NBC Seeks Camera Format for FutureFlagship WNBC trials Sony XDCAM 10/13/2006 08:00:00 PM Eastern
As the first NBC owned-and-operated station to offer high-definition newscasts, WNBC New York has served as a high-tech proving ground for other stations in the NBC group with various pieces of HDTV equipment.
Now WNBC’s most important technical test is just getting under way: the station’s evaluation of Sony XDCAM, which records video on removable optical discs. The NBC station group is searching for a fresh newsgathering format to replace aging Panasonic DVCPRO tape equipment at its 10 stations and hopes to make a decision by next summer.
To that end, WNBC has begun deploying 30 XDCAM cameras among its news crews. “We’re about halfway through, and we’ll be completely rolled out by the end of October,” says Matt Braatz, regional VP of technology, NBC TV Stations.
The new Sony cameras are allowing WNBC, which launched its high-def newscasts with HD pictures from its studio and helicopter but has been relying on standard-definition, 4:3–aspect-ratio cameras in the field, to begin producing live remotes in the widescreen 16:9 format.
Only a handful of those cameras are high-def versions of the XDCAM format, however. So for now, WNBC will mainly be upconverting widescreen SD pictures from the field. That will still be a substantial improvement for HD viewers, says Dan Forman, senior VP, news, and station manager, WNBC.
“The average viewer probably won’t be able to tell the difference,” says Forman, who adds that WNBC hopes to shift to full HD field production in the next six to 12 months. He notes that some footage, such as video contributed from other affiliates, will continue to be shown in 4:3 with a subtle graphic treatment in the side panels.
The station launched high-definition news on Sept. 13, concurrent with the HD debut of NBC’s Today, and is offering 28 hours of high-def news and sports programming each week.
A major stumbling block to HD field production is getting high-bandwidth HD video back to the station. While WNBC does have one HD-capable news van, the station is waiting to install new digital microwave gear that will support high-definition links across the New York market, as part of the 2 GHz Relocation Process being conducted by Sprint Nextel.
The XDCAM HD cameras have been used to produce a few edited packages, such as a segment during the premiere HD newscast that explained the new format to viewers. In those instances, field footage has been physically brought back to the station and edited there.
Interoperability between different vendors’ equipment is the main stumbling block, says Braatz, citing the effort to get Sony’s high-definition codec to work well with Avid’s nonlinear editing systems.
“Part of the reason we haven’t gone full high-def in the field is the editing workflow,” he says. “We still have some work to do with vendors on really improving the workflow. ”

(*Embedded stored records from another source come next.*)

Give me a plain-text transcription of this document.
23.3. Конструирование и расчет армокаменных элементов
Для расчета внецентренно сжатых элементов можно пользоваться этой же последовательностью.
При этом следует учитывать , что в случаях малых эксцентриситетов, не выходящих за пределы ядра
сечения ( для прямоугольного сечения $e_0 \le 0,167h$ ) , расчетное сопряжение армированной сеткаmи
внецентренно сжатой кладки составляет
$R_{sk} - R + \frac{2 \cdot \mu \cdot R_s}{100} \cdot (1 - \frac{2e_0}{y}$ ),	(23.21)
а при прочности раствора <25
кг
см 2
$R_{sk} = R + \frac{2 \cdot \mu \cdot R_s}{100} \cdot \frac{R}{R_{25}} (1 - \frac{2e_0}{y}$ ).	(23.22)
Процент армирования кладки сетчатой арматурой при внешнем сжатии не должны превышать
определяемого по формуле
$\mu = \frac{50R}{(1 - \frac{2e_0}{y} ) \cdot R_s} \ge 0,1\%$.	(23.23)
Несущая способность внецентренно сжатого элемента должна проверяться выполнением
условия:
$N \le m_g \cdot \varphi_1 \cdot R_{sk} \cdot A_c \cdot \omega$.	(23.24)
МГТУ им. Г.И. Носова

As a standard-definition newsgathering format, XDCAM is working well so far, says Braatz. One of the format’s selling points over Panasonic’s solid-state P2 system was that, as WNBC gradually shifted from DVCPRO tape, it could still replicate a tape-based workflow by taking an XDCAM disc and editing it linearly.
“It’s allowed us to do a step-by-step transition,” he says.
WNBC’s move to HD has also resulted in a tighter integration with the network’s news operations at 30 Rock in New York. The station has now tied its routing system into the network’s routing system and shares editing-storage capacity with NBC News’ large Avid Unity ISIS system.
Key equipment includes a Sony MVS-8000A production switcher, Calrec digital audio console, Evertz virtual monitor wall, Grass Valley Trinix router, Pinnacle Deko 3000 graphics systems, and Miranda upconversion and downconversion gear.
Going HD hasn’t required any significant adjustments to lighting or makeup at WNBC, despite initial concerns by on-air talent that they wouldn’t look as good in the new format. Says Forman, “By and large, we’ve found they look better.”